4. The appellant pleaded for leniency. He said the sentence was too harsh. He also said that his children require parental care and support; that he suffers from a chest illness; and, that the prison is unable to supply him with his favourite diet of vegetables. He prayed for a non-custodial sentence.
5. Learned Prosecution Counsel opposed the appeal.
6. This is a first appeal to the High Court. I have re-evaluated all the evidence on record and drawn my own conclusions. Njoroge v Republic [1987] KLR 19, Okeno v Republic [1972] EA 32, Kariuki Karanja v Republic [1986] KLR 190.
7. The charge was read and explained to the appellant in Kiswahili, a language in which he was conversant. He answered: Ni kweli (it is true). When the facts were read to him, he also answered in the affirmative. I thus find that his plea of guilt was unequivocal.
8. I have reached the conclusion that the appellant was properly convicted of the offence. In any event, the appellant no longer challenges his conviction.
9. I will now turn to the appeal on sentence. Section 354 (3) of Criminal Procedure Code empowers the High Court to “maintain the sentence, or with or without altering the finding reduce or increase the sentence”.
10. In Macharia v Republic [2003] 2 E.A 559 the Court of Appeal had this to say on sentencing-
“The Court would not alter a sentence on the mere ground that if the members of the court had been trying the appellant they might have passed a somewhat different sentence and it would not ordinarily interfere with that discretion exercised by a trial judge, unless it was evident that the judge acted upon some wrong principles or overlooked some material factors.”

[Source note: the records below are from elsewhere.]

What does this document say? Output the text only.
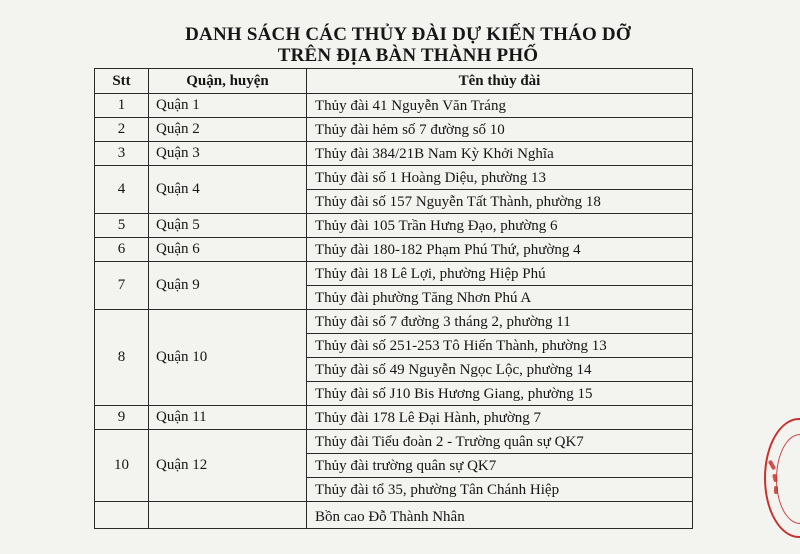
DANH SÁCH CÁC THỦY ĐÀI DỰ KIẾN THÁO DỠ
TRÊN ĐỊA BÀN THÀNH PHỐ
Stt	Quận, huyện	Tên thủy đài
1	Quận 1	Thủy đài 41 Nguyễn Văn Tráng
2	Quận 2	Thủy đài hẻm số 7 đường số 10
3	Quận 3	Thủy đài 384/21B Nam Kỳ Khởi Nghĩa
4	Quận 4	Thủy đài số 1 Hoàng Diệu, phường 13
		Thủy đài số 157 Nguyễn Tất Thành, phường 18
5	Quận 5	Thủy đài 105 Trần Hưng Đạo, phường 6
6	Quận 6	Thủy đài 180-182 Phạm Phú Thứ, phường 4
7	Quận 9	Thủy đài 18 Lê Lợi, phường Hiệp Phú
		Thủy đài phường Tăng Nhơn Phú A
8	Quận 10	Thủy đài số 7 đường 3 tháng 2, phường 11
		Thủy đài số 251-253 Tô Hiến Thành, phường 13
		Thủy đài số 49 Nguyễn Ngọc Lộc, phường 14
		Thủy đài số J10 Bis Hương Giang, phường 15
9	Quận 11	Thủy đài 178 Lê Đại Hành, phường 7
10	Quận 12	Thủy đài Tiểu đoàn 2 - Trường quân sự QK7
		Thủy đài trường quân sự QK7
		Thủy đài tổ 35, phường Tân Chánh Hiệp
		Bồn cao Đỗ Thành Nhân
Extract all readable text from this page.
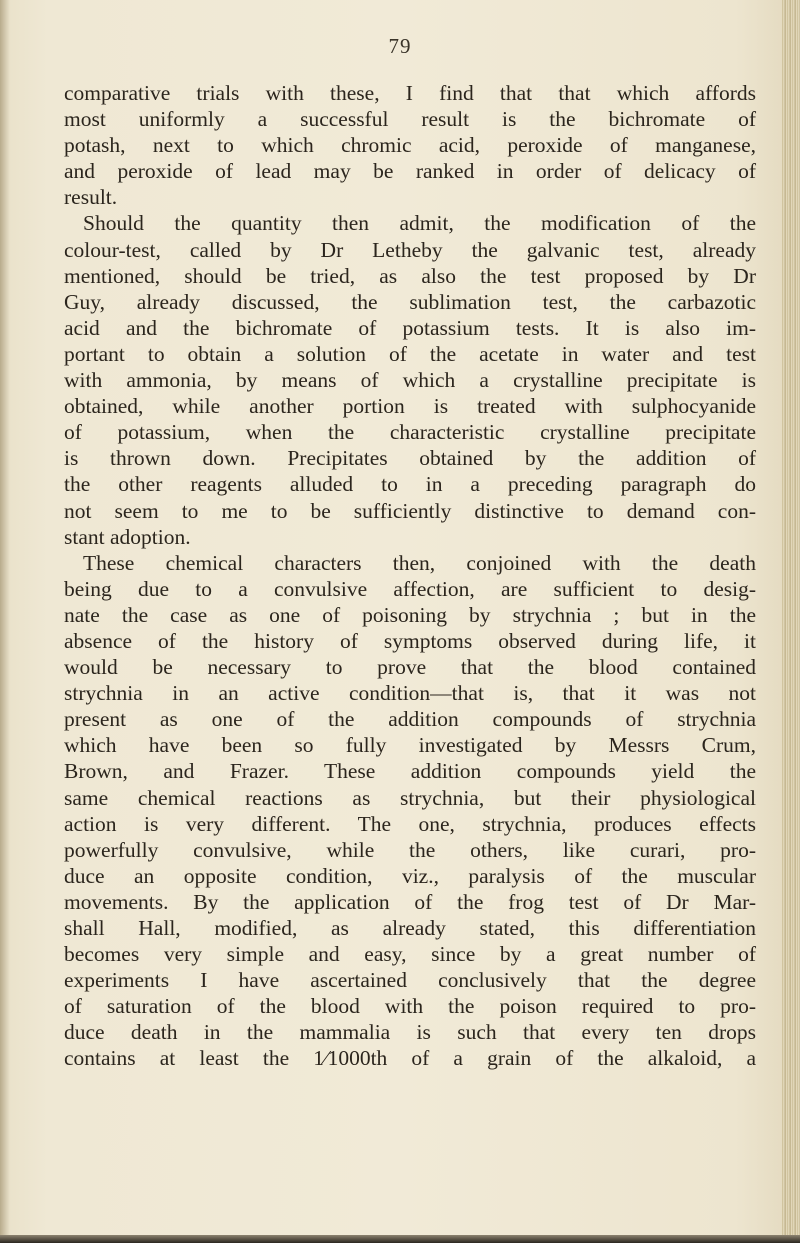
79
comparative trials with these, I find that that which affords
most uniformly a successful result is the bichromate of
potash, next to which chromic acid, peroxide of manganese,
and peroxide of lead may be ranked in order of delicacy of
result.
Should the quantity then admit, the modification of the
colour-test, called by Dr Letheby the galvanic test, already
mentioned, should be tried, as also the test proposed by Dr
Guy, already discussed, the sublimation test, the carbazotic
acid and the bichromate of potassium tests. It is also im-
portant to obtain a solution of the acetate in water and test
with ammonia, by means of which a crystalline precipitate is
obtained, while another portion is treated with sulphocyanide
of potassium, when the characteristic crystalline precipitate
is thrown down. Precipitates obtained by the addition of
the other reagents alluded to in a preceding paragraph do
not seem to me to be sufficiently distinctive to demand con-
stant adoption.
These chemical characters then, conjoined with the death
being due to a convulsive affection, are sufficient to desig-
nate the case as one of poisoning by strychnia ; but in the
absence of the history of symptoms observed during life, it
would be necessary to prove that the blood contained
strychnia in an active condition—that is, that it was not
present as one of the addition compounds of strychnia
which have been so fully investigated by Messrs Crum,
Brown, and Frazer. These addition compounds yield the
same chemical reactions as strychnia, but their physiological
action is very different. The one, strychnia, produces effects
powerfully convulsive, while the others, like curari, pro-
duce an opposite condition, viz., paralysis of the muscular
movements. By the application of the frog test of Dr Mar-
shall Hall, modified, as already stated, this differentiation
becomes very simple and easy, since by a great number of
experiments I have ascertained conclusively that the degree
of saturation of the blood with the poison required to pro-
duce death in the mammalia is such that every ten drops
contains at least the 1⁄1000th of a grain of the alkaloid, a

11. The learned trial Magistrate found that the appellant was a serial offender.The appellant said in mitigation that he was ailing and had two children. He called for a probation report. The report was unfavourable. It set out in detail the previous convictions. The offence attracted a sentence of up to ten years imprisonment.
12. I cannot then say that the learned trial magistrate failed to look at the facts and circumstances of the case in their entirety before settling for the sentence.
13. The appeal is devoid of merit. It is dismissed.
It is so ordered.
DATED, SIGNED and DELIVERED at MURANG’A this 3rd day of July 2018.
KANYI KIMONDO
JUDGE
Judgment read in open court in the presence of-
The appellant (in person)
Mr. Mutinda for the Republic.
Mr. Kiberenge and Ms. Dorcas, Court Clerks.